Running analysis jobs for custom entity recognition

You can run an asynchronous analysis job to detect custom entities in a set of one or more documents.

Before you begin

You need a custom entity recognition model (also known as a recognizer) before you can detect custom entities. For more information about these models, see Training custom entity recognizer models.

A recognizer that is trained with plain-text annotations supports entity detection for plain-text documents only. A recognizer that is trained with PDF document annotations supports entity detection for plain-text documents, images, PDF files, and Word documents. For files other than text files, Amazon Comprehend performs text extraction before running the analysis. For information about the input files, see Inputs for asynchronous custom analysis.

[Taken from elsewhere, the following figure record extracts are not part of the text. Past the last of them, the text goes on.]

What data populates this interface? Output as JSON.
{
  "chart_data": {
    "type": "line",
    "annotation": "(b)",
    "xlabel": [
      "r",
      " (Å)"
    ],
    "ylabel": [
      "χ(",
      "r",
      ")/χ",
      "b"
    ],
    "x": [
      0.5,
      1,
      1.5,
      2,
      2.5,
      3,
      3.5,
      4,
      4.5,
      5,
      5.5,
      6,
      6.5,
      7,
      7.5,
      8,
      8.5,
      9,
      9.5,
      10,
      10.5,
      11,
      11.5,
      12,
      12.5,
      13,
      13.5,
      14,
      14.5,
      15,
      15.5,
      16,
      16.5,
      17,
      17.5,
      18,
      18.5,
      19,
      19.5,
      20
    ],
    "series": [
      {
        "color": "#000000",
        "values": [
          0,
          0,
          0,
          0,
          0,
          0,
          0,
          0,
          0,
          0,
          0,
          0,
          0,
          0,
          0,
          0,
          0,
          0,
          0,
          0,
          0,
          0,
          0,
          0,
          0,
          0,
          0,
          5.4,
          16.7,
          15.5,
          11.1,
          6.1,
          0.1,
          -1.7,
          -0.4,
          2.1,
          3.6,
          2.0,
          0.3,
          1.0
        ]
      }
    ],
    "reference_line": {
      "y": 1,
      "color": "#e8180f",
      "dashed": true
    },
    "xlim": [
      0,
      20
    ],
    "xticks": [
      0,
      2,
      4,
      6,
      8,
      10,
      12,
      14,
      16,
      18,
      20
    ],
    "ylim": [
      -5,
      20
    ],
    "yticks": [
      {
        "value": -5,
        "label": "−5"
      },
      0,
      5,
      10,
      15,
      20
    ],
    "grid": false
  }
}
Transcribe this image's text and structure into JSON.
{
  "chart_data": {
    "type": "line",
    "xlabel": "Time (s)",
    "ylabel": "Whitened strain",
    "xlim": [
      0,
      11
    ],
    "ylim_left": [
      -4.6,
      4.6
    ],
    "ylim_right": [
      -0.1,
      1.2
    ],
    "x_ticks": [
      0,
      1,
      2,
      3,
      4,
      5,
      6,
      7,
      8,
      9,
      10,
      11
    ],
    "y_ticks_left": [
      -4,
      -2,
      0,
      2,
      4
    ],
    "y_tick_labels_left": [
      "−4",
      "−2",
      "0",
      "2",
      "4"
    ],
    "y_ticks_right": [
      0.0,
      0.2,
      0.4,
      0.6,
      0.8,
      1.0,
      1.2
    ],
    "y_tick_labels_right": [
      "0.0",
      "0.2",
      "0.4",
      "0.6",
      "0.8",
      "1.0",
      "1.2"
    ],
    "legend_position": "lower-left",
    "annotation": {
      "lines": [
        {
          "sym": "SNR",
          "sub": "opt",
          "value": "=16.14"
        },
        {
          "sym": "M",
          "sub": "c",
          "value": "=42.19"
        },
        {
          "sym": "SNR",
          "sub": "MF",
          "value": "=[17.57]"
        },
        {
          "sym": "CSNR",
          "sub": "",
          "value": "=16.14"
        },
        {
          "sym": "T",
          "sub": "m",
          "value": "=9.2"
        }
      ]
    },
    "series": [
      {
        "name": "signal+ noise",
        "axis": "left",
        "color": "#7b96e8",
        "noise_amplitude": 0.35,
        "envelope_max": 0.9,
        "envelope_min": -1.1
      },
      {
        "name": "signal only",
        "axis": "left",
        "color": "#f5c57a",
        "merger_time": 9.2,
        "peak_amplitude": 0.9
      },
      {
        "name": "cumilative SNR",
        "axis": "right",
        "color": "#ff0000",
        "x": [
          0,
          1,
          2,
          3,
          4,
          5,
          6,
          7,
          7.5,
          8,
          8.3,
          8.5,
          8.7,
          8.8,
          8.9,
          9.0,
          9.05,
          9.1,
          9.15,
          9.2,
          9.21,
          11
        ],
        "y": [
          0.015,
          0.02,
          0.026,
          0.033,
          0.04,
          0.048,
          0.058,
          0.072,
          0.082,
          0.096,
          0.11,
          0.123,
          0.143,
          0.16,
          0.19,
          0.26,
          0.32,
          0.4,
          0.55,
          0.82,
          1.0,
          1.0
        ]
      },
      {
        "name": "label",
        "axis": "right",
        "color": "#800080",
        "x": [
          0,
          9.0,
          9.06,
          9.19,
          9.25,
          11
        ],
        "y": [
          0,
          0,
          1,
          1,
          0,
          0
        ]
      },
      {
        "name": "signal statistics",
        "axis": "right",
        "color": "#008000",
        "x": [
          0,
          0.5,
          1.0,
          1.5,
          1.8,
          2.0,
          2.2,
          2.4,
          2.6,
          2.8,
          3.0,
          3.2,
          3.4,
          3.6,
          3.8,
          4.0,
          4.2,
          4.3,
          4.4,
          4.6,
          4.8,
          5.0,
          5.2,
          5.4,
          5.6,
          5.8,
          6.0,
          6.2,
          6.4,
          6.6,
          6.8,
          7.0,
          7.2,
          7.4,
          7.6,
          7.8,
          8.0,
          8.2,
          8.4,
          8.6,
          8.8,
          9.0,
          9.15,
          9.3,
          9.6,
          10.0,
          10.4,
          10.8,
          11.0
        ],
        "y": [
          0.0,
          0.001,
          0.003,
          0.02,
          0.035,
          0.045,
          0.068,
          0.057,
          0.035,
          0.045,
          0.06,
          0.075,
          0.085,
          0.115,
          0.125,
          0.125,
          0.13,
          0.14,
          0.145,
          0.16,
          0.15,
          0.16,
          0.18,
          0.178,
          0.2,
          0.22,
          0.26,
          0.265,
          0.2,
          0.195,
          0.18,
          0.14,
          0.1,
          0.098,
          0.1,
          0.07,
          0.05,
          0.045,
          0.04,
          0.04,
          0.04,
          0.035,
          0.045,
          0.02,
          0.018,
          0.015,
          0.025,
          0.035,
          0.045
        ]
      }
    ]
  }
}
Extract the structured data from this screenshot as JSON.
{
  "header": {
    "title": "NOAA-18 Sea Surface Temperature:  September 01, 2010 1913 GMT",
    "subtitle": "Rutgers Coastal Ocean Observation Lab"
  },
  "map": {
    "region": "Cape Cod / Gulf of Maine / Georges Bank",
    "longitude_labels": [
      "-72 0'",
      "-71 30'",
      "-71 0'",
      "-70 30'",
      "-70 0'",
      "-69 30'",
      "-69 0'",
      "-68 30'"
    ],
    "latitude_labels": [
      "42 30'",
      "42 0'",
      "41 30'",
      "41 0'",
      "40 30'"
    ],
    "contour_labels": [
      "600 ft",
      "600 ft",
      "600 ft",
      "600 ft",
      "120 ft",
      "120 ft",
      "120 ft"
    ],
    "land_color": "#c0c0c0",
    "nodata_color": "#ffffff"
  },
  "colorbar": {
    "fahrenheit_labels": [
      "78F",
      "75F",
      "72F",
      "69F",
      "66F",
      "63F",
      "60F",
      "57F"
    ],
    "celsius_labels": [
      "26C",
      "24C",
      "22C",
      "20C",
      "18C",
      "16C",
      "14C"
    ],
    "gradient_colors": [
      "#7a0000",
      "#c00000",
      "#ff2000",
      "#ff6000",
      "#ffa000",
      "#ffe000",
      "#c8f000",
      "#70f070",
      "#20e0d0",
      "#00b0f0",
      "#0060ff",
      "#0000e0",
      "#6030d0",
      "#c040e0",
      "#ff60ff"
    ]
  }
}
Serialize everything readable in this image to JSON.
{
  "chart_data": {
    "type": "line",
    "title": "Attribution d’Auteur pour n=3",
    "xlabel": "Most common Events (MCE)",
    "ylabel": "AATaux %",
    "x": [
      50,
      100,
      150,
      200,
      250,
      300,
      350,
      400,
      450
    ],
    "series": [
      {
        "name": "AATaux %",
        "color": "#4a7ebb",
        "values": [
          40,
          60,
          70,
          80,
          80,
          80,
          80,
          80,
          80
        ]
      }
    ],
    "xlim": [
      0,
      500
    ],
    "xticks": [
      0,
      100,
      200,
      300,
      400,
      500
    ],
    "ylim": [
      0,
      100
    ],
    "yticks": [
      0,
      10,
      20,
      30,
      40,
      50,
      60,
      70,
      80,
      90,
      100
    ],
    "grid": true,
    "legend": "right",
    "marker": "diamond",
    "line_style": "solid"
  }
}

If you plan to analyze image files or scanned PDF documents, your IAM policy must grant permissions to use two Amazon Textract API methods (DetectDocumentText and AnalyzeDocument). Amazon Comprehend invokes these methods during text extraction. For an example policy, see Permissions required to perform document analysis actions.

To run an async analysis job, you perform the following overall steps:

  1. Store the documents in an Amazon S3 bucket.

  2. Use the API or console to start the analysis job.

  3. Monitor the progress of the analysis job.

  4. After the job runs to completion, retrieve the results of the analysis from the S3 bucket that you specified when you started the job.